Die getätigten Äußerungen im Interview seien als Teilnahme am politischen Meinungskampf verfassungsrechtlich zwar nicht zu beanstanden, so die Verfassungsrichter in ihrer Begründung. Durch die Veröffentlichung auf der Internetseite habe der Bundesinnenminister allerdings auf Ressourcen zurückgegriffen, die ihm allein aufgrund seines Regierungsamtes zur Verfügung stehen, und diese zur Beteiligung am politischen Meinungskampf eingesetzt. Dies verstoße gegen das Gebot staatlicher Neutralität und verletze damit die Antragstellerin in ihrem Recht auf gleichberechtigte Teilnahme am politischen Wettbewerb.

Hinweis auf Primärquelle hilft Seehofer nicht

Der Hinweis, durch die bloße Veröffentlichung des Interviews auf der Internetseite des Ministeriums erlange dieses nicht den Charakter einer amtlichen Verlautbarung, könne das Handeln Seehofers nicht legitimieren. Zwar wurde bei der Veröffentlichung auf die Primärquelle hingewiesen und offengelegt, dass die Veröffentlichung mit deren ausdrücklicher Genehmigung erfolgte. Entscheidend sei aber, dass Seehofer staatliche, der Antragstellerin nicht zur Verfügung stehende Ressourcen eingesetzt habe, um die Wettbewerbslage zwischen den politischen Parteien zu deren Nachteil zu verändern. 

Ministerium: Politischer Meinungskampf bleibt auch für Minister möglich

Das Bundesinnenministerium will künftige Veröffentlichungen auf seiner Homepage kritisch prüfen. Das sei einerseits schade, weil es Bürger gebe, "die sich auch über die Gesamtpersönlichkeit des Ministers informieren wollen", sagte der Parlamentarische Staatssekretär Günter Krings (CDU) in Karlsruhe. "Das können wir so in dieser Gänze nicht mehr anbieten." Das sei allerdings verschmerzbar. "Wir sind aber sehr erfreut, dass das Gericht in wirklich dankenswerter Klarheit festgestellt hat, dass auch ein Bundesinnenminister, auch Horst Seehofer, am politischen Meinungskampf teilnehmen kann, auch mit pointierten, ja auch harten Äußerungen", sagte Krings weiter. Es bleibe möglich, das Verhalten einer Partei oder Fraktion als "schäbig" oder "staatszersetzend" zu kritisieren.
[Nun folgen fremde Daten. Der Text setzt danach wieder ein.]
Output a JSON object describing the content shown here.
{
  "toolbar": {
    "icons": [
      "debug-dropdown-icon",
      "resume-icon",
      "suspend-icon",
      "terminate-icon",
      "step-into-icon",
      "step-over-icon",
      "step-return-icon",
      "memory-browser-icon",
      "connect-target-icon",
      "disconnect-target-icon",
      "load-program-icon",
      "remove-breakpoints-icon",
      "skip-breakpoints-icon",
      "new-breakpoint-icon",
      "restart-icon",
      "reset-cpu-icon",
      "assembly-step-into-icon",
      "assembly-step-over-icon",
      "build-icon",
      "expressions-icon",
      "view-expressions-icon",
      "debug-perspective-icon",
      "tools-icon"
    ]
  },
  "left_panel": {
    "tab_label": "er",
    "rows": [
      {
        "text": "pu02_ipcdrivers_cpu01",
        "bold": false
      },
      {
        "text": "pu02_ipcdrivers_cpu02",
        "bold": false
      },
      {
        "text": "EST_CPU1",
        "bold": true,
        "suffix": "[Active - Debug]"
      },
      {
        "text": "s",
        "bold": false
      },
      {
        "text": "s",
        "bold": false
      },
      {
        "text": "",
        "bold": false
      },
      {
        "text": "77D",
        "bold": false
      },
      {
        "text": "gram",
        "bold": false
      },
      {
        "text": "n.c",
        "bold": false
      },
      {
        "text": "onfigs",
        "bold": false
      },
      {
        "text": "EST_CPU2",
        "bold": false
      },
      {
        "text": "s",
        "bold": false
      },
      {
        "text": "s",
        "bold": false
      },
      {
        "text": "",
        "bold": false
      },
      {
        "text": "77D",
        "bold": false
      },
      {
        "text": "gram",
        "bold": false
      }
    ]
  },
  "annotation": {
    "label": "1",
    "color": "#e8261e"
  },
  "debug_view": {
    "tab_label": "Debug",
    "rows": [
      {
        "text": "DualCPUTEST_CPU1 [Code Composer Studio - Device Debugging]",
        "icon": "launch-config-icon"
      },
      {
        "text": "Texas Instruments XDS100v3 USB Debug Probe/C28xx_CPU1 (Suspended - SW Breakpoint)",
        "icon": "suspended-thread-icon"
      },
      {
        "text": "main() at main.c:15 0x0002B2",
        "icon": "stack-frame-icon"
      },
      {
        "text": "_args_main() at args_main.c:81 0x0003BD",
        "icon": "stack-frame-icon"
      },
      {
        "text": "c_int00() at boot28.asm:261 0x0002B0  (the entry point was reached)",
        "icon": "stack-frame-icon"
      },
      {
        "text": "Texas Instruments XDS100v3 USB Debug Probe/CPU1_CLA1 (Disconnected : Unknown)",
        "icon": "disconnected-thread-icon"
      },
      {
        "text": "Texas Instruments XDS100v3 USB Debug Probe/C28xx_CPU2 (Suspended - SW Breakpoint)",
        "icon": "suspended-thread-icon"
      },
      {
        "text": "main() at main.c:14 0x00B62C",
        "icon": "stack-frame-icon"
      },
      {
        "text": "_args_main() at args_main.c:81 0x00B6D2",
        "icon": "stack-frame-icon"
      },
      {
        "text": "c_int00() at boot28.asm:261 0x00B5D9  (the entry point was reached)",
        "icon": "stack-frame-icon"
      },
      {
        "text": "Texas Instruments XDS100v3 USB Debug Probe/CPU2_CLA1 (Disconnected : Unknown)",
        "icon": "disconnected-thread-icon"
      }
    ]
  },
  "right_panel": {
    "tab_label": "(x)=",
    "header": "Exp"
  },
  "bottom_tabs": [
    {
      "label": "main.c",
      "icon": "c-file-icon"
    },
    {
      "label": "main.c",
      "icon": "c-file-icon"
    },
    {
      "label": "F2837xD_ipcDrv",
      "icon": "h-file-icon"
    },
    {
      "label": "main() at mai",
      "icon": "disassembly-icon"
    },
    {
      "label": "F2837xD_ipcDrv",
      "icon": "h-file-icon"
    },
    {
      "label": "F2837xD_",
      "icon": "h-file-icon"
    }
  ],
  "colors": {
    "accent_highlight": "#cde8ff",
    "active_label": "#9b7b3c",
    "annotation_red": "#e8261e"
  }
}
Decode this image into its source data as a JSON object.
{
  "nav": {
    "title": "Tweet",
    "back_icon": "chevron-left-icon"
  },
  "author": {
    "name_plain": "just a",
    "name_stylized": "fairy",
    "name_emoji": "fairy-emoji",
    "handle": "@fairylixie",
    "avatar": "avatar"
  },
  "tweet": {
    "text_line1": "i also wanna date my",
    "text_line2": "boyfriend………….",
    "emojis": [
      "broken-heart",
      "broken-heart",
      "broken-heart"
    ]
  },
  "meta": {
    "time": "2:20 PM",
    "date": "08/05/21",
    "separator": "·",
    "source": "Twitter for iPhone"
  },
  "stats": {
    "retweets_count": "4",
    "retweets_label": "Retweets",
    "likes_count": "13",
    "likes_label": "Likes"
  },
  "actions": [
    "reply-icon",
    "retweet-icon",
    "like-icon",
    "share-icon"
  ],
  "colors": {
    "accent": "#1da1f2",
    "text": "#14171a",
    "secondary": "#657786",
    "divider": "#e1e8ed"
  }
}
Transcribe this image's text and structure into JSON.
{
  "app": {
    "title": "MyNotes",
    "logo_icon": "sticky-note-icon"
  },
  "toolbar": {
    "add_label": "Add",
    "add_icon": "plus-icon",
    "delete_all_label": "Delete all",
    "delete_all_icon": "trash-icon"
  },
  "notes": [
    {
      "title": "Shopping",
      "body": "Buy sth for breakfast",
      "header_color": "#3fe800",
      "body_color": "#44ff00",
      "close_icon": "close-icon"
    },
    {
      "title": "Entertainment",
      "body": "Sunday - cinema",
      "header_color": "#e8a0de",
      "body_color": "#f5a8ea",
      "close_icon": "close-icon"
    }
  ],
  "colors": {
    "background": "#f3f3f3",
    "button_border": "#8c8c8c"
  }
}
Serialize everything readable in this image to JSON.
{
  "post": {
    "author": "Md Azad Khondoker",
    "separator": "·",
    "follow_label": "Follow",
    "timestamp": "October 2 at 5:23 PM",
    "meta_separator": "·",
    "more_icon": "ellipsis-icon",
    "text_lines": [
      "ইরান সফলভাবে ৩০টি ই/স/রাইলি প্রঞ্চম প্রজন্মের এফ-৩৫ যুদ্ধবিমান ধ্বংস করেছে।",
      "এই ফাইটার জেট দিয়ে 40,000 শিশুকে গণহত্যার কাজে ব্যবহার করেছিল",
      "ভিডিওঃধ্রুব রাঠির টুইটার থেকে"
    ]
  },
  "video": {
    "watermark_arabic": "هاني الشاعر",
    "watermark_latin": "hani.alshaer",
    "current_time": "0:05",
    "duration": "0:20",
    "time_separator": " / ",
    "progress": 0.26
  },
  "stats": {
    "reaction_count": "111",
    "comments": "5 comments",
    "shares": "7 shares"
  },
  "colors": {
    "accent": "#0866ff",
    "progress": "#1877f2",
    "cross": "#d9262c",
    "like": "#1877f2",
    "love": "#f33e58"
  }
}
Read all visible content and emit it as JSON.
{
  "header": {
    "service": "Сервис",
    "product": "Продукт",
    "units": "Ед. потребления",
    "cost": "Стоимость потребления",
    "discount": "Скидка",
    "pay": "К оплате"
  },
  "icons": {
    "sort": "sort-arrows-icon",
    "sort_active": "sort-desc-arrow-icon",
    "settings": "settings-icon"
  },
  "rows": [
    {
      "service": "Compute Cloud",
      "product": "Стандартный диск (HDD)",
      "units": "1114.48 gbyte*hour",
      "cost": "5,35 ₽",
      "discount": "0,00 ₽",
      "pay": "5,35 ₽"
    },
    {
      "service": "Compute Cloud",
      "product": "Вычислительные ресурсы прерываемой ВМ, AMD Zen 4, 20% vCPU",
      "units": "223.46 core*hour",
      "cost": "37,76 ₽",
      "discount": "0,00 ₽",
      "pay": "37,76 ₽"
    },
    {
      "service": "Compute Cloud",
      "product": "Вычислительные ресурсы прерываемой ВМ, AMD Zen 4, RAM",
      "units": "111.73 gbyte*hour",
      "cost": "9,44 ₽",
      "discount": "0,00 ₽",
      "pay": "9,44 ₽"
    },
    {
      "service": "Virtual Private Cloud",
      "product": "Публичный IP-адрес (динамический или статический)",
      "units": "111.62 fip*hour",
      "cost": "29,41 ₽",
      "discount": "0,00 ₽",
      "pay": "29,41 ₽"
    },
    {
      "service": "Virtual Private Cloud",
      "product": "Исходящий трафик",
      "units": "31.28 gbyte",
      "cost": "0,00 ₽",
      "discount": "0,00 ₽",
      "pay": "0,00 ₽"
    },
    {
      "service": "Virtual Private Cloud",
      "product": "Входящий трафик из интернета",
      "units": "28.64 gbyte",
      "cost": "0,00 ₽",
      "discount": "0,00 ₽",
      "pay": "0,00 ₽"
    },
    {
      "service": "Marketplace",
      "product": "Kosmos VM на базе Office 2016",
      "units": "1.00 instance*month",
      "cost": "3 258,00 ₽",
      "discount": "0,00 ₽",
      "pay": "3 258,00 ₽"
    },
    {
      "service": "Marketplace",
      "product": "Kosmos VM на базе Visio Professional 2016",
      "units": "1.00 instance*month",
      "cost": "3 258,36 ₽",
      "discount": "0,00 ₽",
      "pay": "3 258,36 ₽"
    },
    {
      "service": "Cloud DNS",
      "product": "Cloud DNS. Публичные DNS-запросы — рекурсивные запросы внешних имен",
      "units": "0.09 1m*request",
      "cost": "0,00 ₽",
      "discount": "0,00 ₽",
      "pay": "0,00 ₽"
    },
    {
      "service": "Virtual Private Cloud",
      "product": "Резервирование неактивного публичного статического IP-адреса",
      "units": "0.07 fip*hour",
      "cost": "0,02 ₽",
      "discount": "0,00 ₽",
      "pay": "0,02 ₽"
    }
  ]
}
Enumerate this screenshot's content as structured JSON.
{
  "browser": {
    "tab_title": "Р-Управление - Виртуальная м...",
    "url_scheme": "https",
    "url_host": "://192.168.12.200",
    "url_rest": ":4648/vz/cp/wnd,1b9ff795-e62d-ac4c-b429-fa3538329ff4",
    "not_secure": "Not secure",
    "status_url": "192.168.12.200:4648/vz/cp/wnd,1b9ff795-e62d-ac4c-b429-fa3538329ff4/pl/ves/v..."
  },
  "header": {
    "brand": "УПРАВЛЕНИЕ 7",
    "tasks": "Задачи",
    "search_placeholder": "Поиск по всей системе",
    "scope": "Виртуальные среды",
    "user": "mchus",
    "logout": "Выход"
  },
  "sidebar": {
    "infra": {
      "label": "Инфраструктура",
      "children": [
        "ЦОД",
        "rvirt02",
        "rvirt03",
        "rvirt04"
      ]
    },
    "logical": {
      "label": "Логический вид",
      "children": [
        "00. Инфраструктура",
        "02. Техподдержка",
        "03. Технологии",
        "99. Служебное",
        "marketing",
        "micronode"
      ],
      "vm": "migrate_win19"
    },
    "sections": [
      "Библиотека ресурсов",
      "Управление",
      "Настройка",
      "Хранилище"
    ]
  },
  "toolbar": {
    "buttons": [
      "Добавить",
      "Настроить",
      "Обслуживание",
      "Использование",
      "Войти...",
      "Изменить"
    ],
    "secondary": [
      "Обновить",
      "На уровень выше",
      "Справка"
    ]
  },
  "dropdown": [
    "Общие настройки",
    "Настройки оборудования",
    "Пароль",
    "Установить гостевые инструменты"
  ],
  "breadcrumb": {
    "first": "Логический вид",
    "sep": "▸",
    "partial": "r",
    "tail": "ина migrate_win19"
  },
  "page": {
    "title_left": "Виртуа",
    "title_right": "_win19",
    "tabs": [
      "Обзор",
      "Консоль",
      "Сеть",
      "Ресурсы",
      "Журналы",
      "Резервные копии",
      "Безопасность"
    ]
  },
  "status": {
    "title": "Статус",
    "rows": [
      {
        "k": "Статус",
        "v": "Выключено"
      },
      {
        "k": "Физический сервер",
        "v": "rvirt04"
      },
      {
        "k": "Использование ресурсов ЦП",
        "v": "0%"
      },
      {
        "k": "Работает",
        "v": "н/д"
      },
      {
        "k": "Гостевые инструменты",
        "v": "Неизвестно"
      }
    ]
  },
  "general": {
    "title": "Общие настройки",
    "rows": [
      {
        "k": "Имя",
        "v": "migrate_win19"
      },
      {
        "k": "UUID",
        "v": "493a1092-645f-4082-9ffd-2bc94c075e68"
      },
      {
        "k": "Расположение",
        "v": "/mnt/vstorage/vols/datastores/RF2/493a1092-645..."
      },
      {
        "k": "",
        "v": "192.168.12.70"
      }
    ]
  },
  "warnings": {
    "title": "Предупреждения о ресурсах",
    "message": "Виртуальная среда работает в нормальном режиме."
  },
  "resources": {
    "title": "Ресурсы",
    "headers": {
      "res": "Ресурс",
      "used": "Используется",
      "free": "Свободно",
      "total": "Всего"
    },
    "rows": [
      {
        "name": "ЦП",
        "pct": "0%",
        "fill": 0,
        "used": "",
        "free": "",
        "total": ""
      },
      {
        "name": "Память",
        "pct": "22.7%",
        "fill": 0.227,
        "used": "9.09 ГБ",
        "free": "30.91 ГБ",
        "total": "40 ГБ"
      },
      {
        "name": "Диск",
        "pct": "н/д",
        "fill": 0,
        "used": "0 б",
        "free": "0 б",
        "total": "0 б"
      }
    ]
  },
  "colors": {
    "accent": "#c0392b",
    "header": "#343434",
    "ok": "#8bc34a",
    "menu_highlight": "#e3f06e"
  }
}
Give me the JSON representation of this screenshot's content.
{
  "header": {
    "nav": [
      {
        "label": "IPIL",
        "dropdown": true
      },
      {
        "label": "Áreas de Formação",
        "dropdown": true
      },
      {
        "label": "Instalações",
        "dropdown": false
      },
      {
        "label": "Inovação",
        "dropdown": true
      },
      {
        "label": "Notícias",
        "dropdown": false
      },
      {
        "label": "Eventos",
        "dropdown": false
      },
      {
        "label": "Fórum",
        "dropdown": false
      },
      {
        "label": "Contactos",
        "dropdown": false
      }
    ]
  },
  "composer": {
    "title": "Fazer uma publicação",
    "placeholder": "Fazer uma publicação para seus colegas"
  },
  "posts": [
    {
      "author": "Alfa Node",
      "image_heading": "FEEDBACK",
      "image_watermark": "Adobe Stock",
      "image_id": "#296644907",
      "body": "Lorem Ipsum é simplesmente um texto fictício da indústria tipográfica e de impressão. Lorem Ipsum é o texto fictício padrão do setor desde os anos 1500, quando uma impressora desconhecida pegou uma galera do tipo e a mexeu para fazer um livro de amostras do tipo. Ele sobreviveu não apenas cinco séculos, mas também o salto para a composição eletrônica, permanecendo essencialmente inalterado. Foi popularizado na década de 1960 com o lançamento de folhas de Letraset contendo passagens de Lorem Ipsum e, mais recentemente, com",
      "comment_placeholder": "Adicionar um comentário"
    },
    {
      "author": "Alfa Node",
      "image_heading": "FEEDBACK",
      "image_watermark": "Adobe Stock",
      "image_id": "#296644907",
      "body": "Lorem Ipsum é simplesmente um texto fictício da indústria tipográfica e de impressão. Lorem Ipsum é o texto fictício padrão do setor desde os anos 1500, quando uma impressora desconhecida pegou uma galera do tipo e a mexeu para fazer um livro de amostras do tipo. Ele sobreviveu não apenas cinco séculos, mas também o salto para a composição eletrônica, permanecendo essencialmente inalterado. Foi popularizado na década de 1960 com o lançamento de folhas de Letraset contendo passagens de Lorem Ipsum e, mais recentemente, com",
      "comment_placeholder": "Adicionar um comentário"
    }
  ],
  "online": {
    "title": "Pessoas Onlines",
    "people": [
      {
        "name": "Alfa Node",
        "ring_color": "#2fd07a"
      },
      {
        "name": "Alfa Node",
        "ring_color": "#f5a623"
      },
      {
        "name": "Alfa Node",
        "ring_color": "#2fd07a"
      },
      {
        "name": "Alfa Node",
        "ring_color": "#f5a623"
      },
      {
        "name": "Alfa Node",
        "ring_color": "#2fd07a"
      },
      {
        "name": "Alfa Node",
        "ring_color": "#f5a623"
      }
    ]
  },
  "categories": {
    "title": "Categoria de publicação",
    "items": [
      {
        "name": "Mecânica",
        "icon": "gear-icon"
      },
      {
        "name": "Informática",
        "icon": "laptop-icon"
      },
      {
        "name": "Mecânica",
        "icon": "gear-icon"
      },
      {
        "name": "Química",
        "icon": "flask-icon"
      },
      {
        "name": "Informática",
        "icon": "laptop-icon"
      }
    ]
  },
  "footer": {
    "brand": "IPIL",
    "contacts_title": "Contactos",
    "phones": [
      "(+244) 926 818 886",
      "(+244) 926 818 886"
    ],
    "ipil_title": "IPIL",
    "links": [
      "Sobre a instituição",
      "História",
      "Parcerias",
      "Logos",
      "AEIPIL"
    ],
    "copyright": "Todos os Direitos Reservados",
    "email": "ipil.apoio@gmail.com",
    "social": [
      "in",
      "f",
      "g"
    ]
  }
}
Damit müssten Regierungsmitglieder ihre Überzeugungen in Interviews oder Talkshows nicht mit angezogener Handbremse darlegen.

Meuthen: Urteil ist "Beitrag zur politischen Hygiene in Deutschland"

Der AfD-Vorsitzende Tino Chrupalla sagte: "Der Bundesvorstand wird AfD-Wähler und Parteimitglieder auch weiterhin vor Diffamierungen schützen." Der Co-Vorsitzende Jörg Meuthen nannte das Urteil einen "Beitrag zur politischen Hygiene in Deutschland". Der FDP-Innenpolitiker Benjamin Strasser betonte, es sei zwar ein Fehler gewesen, das Interview auf der Webseite des Ministeriums zu veröffentlichen. An der Richtigkeit der von Seehofer getroffenen Aussage ändere das aber nichts. "Die AfD ist und bleibt in ihren Zielen staatszersetzend", sagte Strasser. Die AfD hatte in einem ähnlichen Fall schon einmal erfolgreich gegen die damalige Bildungsministerin Johanna Wanka (CDU) geklagt.

BVerfG, Urteil vom 09.06.2020 - 2 BvE 1/19

Redaktion beck-aktuell, 9. Juni 2020 (ergänzt durch Material der dpa).